Indeed, the release has been facilitated by the relics of the Mubarak era ~ the judiciary and a quasi-military government.  After the ouster of the Muslim Brotherhood dispensation in 2013, there was really no impediment to buttress the agenda of the old order.With Mubarak's release, the certitudes of the Arab Spring have been binned… together with the spirit of democracy. This must rank as the distressing implication of his freedom. His agenda has survived, however.

And not least because the government has come to be helmed by President Abdel Fattah al-Sisi, the former army chief who toppled Mubarak’s Islamist successor, Mohammad Morsi, after just a year in power. The abuses of the pre-2011 era are said to be creeping into the system to the extent that discussing Mubarak and the totems of his rule are now integral to the social/political discourse in Egypt.

He was the first of the toppled leaders to face trial and he must now be enjoying a quiet chuckle as Egypt bears witness to a defiance of history. This arguably is the most charitable construct that can be placed upon his acquittal.
Any balance-sheet on the sixth anniversary of the Arab Spring, that the democratic bloc might contemplate, must be a distressing reconstruction of contemporary history. It has been partially effective in Tunisia ~ where it all began ~ but Libya remains ever so fractious.

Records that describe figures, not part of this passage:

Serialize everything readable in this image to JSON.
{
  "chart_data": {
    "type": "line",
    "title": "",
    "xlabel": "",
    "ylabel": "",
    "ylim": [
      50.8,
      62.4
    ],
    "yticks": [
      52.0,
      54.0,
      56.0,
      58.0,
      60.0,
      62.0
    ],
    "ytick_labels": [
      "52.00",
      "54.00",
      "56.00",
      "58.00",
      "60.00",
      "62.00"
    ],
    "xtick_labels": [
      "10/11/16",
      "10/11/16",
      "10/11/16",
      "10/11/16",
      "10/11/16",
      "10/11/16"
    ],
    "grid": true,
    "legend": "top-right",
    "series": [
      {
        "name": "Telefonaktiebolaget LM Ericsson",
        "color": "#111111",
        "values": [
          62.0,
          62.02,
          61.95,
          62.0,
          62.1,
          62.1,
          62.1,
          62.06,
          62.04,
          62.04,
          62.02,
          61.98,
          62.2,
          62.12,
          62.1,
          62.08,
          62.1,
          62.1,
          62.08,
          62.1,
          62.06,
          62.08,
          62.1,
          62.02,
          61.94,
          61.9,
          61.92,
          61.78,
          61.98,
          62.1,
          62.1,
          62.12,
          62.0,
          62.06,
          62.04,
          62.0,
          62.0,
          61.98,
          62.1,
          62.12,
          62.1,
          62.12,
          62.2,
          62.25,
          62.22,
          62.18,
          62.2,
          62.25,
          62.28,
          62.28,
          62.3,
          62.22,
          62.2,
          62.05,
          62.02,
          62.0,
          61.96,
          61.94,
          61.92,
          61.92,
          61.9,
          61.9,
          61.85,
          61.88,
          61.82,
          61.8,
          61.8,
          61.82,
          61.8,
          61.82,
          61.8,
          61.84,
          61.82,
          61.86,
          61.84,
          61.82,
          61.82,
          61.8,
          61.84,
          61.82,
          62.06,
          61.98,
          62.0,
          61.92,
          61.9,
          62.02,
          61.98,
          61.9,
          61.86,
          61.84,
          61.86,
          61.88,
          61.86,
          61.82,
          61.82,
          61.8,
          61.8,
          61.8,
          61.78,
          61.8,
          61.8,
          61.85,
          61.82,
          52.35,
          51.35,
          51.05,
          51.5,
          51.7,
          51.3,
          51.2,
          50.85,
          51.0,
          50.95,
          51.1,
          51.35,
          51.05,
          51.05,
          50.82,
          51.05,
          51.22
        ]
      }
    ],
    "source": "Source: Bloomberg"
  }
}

The dictator soldiers on in Syria, a country in tatters. Yemen and Saudi Arabia, if unscathed, are in ferment. Across the Arab region, only the ISIS has gained a foothold ~ a testament to the political vacuum generally.More accurately, the Supreme Court in Egypt has spoken against the democratic upheaval. It is the way history often works, as the British historian, GR Elton, had remarked in another context.